Abstract
We present distinct, a general method for differential analysis of full distributions that is well suited to applications on single-cell data, such as single-cell RNA sequencing and high-dimensional flow or mass cytometry data. High-throughput single-cell data reveal an unprecedented view of cell identity and allow complex variations between conditions to be discovered; nonetheless, most methods for differential expression target differences in the mean and struggle to identify changes where the mean is only marginally affected. distinct is based on a hierarchical non-parametric permutation approach and, by comparing empirical cumulative distribution functions, identifies both differential patterns involving changes in the mean, as well as more subtle variations that do not involve the mean.
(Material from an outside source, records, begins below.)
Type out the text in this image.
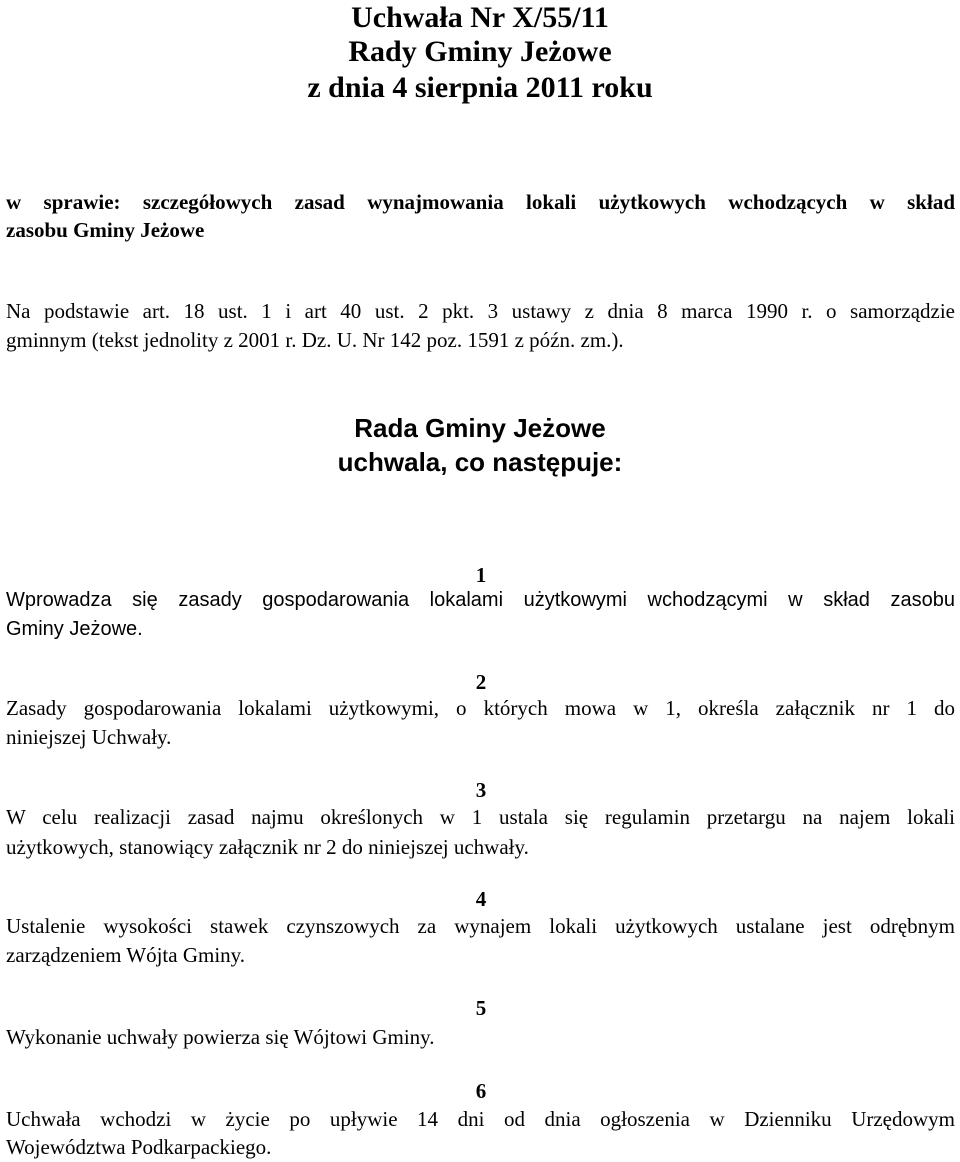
Uchwała Nr X/55/11
Rady Gminy Jeżowe
z dnia 4 sierpnia 2011 roku
w sprawie: szczegółowych zasad wynajmowania lokali użytkowych wchodzących w skład
zasobu Gminy Jeżowe
Na podstawie art. 18 ust. 1 i art 40 ust. 2 pkt. 3 ustawy z dnia 8 marca 1990 r. o samorządzie
gminnym (tekst jednolity z 2001 r. Dz. U. Nr 142 poz. 1591 z późn. zm.).
Rada Gminy Jeżowe
uchwala, co następuje:
1
Wprowadza się zasady gospodarowania lokalami użytkowymi wchodzącymi w skład zasobu
Gminy Jeżowe.
2
Zasady gospodarowania lokalami użytkowymi, o których mowa w 1, określa załącznik nr 1 do
niniejszej Uchwały.
3
W celu realizacji zasad najmu określonych w 1 ustala się regulamin przetargu na najem lokali
użytkowych, stanowiący załącznik nr 2 do niniejszej uchwały.
4
Ustalenie wysokości stawek czynszowych za wynajem lokali użytkowych ustalane jest odrębnym
zarządzeniem Wójta Gminy.
5
Wykonanie uchwały powierza się Wójtowi Gminy.
6
Uchwała wchodzi w życie po upływie 14 dni od dnia ogłoszenia w Dzienniku Urzędowym
Województwa Podkarpackiego.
We performed extensive bench-marks across both simulated and experimental datasets from single-cell RNA sequencing and mass cytometry data, where distinct shows favourable performance, identifies more differential patterns than competitors, and displays good control of false positive and false discovery rates. distinct is available as a Bioconductor R package.
Competing Interest Statement
The authors have declared no competing interest.
Footnotes
In the presence of nuisance covariates (e.g., batch effects), we previously used a linear model with such covariates as the only predictors. In formula (3), we have replaced this model, with a random effects model with covariates as fixed effects and samples as random effects. This properly accounts for the variance structure across samples: 2 measurements from the same sample are now correlated, while 2 measurements from different samples are not.